Tesla Motors is the pure EV maker
Purity has a lot of connotations, and for some Elon Musk fans they might be an appropriate connection, but in market terms it simply means that Tesla Motors makes EVs and nothing else.
The tension that Mr. Albertine can see in other car makers, and their inability to come up with something that will truly face off against either the Tesla Motors Model X or Model S, is a result of impurity. Audi, Nissan and Chevrolet are all competing with themselves.
When somebody walks into an Audi showroom, the sales person can try to get them to buy a more expensive model. Trying to get them to buy an EV takes skill. It also takes a list of reasons why an EV is better than an ICE car.
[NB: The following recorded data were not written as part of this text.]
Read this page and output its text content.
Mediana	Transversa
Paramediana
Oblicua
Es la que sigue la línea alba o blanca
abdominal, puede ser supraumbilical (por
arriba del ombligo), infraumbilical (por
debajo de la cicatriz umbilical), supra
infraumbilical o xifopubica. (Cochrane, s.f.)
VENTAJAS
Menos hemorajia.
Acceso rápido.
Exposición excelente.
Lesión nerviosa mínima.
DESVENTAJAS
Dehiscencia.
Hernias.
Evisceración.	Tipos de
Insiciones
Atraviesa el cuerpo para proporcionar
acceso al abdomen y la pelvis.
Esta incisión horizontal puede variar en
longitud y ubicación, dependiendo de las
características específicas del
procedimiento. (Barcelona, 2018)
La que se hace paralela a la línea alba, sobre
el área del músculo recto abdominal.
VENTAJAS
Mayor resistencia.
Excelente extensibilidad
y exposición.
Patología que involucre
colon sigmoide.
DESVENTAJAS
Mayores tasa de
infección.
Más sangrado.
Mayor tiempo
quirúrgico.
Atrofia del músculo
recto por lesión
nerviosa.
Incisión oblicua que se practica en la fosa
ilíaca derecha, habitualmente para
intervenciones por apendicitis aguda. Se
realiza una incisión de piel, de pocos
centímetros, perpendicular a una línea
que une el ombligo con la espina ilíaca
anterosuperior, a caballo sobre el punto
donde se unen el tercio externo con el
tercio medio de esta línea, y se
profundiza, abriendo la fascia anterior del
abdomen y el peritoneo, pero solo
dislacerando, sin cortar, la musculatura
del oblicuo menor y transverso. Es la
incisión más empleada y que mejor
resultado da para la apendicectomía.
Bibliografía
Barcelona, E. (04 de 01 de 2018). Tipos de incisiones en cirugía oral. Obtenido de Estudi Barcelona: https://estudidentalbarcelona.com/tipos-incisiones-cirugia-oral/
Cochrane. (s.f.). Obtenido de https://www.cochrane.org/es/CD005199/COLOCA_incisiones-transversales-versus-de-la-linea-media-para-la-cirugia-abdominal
Audi, and the rest of the firms that rely on ICE, don’t want to make Gerald Ratner’s mistake.
Mr. Ratner was the CEO of Ratners Group, a major British jewellery maker. During a speech more than 20 years ago Mr. Ratner famously said “We also do cut-glass sherry decanters complete with six glasses on a silver-plated tray that your butler can serve you drinks on, all for £4.95. People say, “How can you sell this for such a low price?”, I say, “because it’s total crap.”
Tesla Motors competes with itself
Though it only makes pure EVs and it doesn’t have the same kin of internal tension as can be seen at Audi, it’s clear that Tesla Motors is competing with itself in a different way. If one of the other firms can break into the market in a consistent way, or a new firm, like Apple gives the EV a go, Tesla Motors could lose out.
That’s due to what Mr. Albertine, in this morning’s report, called “Tesla’s potential for self-inflicted production/quality issues.”
Elon Musk is an innovator, but he doesn’t run a perfect firm. Tesla Motors has caused itself a huge amount of problems. That’s the price paid for trying to break into such a competitive industry.
Those issues, if they continue to weigh on Tesla Motors in the coming years, could give a firm like Audi the chance it needs to become a leader in the EV space.
For the next three years, however, as long as the German firm sticks to its idea of launching the e-tron quattro in 2018, Tesla Motors will be safe from an attack.
With debt building, and the forecast for when Tesla Motors will actually generate free cash flow growing farther and farther away, the tension inside the firm is dangerous. It’s nothing on the kind of tension that results in the e-tron quattro, or a BMW that can’t be sold, however. That’s something for Tesla shareholders to be happy about.